The latest outrage to plague the minds of Fox News viewers across the country, Critical Race Theory has been discussed and debated everywhere from school board meetings to over dinner with family.
The question is, what actually is Critical Race Theory?
Britannica says that CRT was first discussed in 1989, but the origins go back to the 1960s and 70s. The theory states laws and legal institutions in the United States maintain inequities between white and non white people.
One side believes that CRT should be taught, mainly in higher education institutions. The other side believes that CRT is harmful and divisive. Is CRT accurate, do past policies and laws have a lasting impact on today’s society? What hasn’t come up often in the debate is that these policies and laws are not that far in the past.
Redlining was outlawed under the Fair Housing Act of 1968, 53 years ago. The Civil Rights Act passed in 1964, 57 years ago. Minimum sentencing and other staples of the war on drugs continue to exist today.
A study done by Brown University found that redlining had a lasting impact on education. Students who live in redlined districts have worse average test scores than other districts. Homeownership is a way to build wealth. According to the Washington Post, 75% of redlined districts still struggle economically. Studies, such as this one from the National Community Reinvestment Coalition, have also found that people in redlined districts are born with a lower life expectancy.
According to the Federal Bureau of Prisons Black Americans make up 38.2% of federal prisoners, despite only being 13.4% of the population. Part of the war on drugs, mandatory minimum sentencing was passed in 1986 and 1988. Since then, over 260,000 people have received a minimum sentencing for a federal drug charge.

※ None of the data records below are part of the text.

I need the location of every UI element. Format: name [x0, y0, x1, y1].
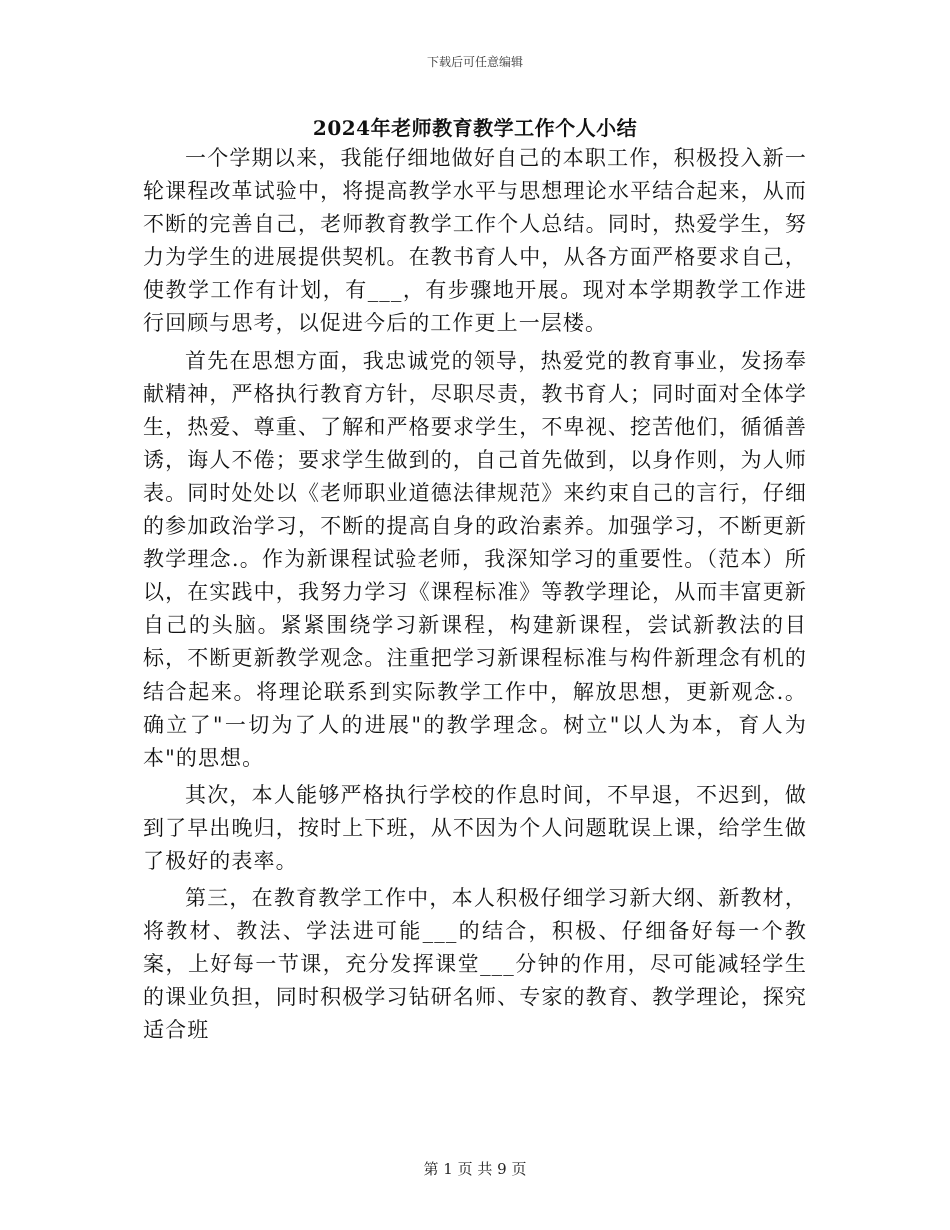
document-title: 2024年老师教育教学工作个人小结 — [312, 116, 638, 140]
paragraph-1: 一个学期以来，我能仔细地做好自己的本职工作，积极投入新一轮课程改革试验中，将提高教学水平与思想理论水平结合起来，从而不断的完善自己，老师教育教学工作个人总结。同时，热爱学生，努力为学生的进展提供契机。在教书育人中，从各方面严格要求自己，使教学工作有计划，有___，有步骤地开展。现对本学期教学工作进行回顾与思考，以促进今后的工作更上一层楼。 — [143, 146, 807, 336]
page-number-footer: 第 1 页 共 9 页 — [423, 1160, 527, 1178]
paragraph-3: 其次，本人能够严格执行学校的作息时间，不早退，不迟到，做到了早出晚归，按时上下班，从不因为个人问题耽误上课，给学生做了极好的表率。 — [143, 782, 807, 873]
document-body — [143, 142, 807, 1052]
paragraph-4: 第三，在教育教学工作中，本人积极仔细学习新大纲、新教材，将教材、教法、学法进可能___的结合，积极、仔细备好每一个教案，上好每一节课，充分发挥课堂___分钟的作用，尽可能减轻学生的课业负担，同时积极学习钻研名师、专家的教育、教学理论，探究适合班 — [143, 886, 807, 1043]
page-header-note: 下载后可任意编辑 — [426, 55, 523, 69]
paragraph-2: 首先在思想方面，我忠诚党的领导，热爱党的教育事业，发扬奉献精神，严格执行教育方针，尽职尽责，教书育人；同时面对全体学生，热爱、尊重、了解和严格要求学生，不卑视、挖苦他们，循循善诱，诲人不倦；要求学生做到的，自己首先做到，以身作则，为人师表。同时处处以《老师职业道德法律规范》来约束自己的言行，仔细的参加政治学习，不断的提高自身的政治素养。加强学习，不断更新教学理念.。作为新课程试验老师，我深知学习的重要性。（范本）所以，在实践中，我努力学习《课程标准》等教学理论，从而丰富更新自己的头脑。紧紧围绕学习新课程，构建新课程，尝试新教法的目标，不断更新教学观念。注重把学习新课程标准与构件新理念有机的结合起来。将理论联系到实际教学工作中，解放思想，更新观念.。确立了"一切为了人的进展"的教学理念。树立"以人为本，育人为本"的思想。 — [143, 348, 807, 770]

Nearly 80% of people in federal prison and nearly 60% in state prison for drug offenses are Black or Latino. One in nine Black children have an incarcerated parent, compared to 1 in 51 White children.
These are just two examples of the lasting impact racist policies have. These policies did not exist hundreds of years ago. They’re not so far in the past that people have forgotten about them. Our grandparents and parents lived during this time. Our history is our history and to ignore what happened is doing an injustice to all those who fought and continue to fight for equality in this country.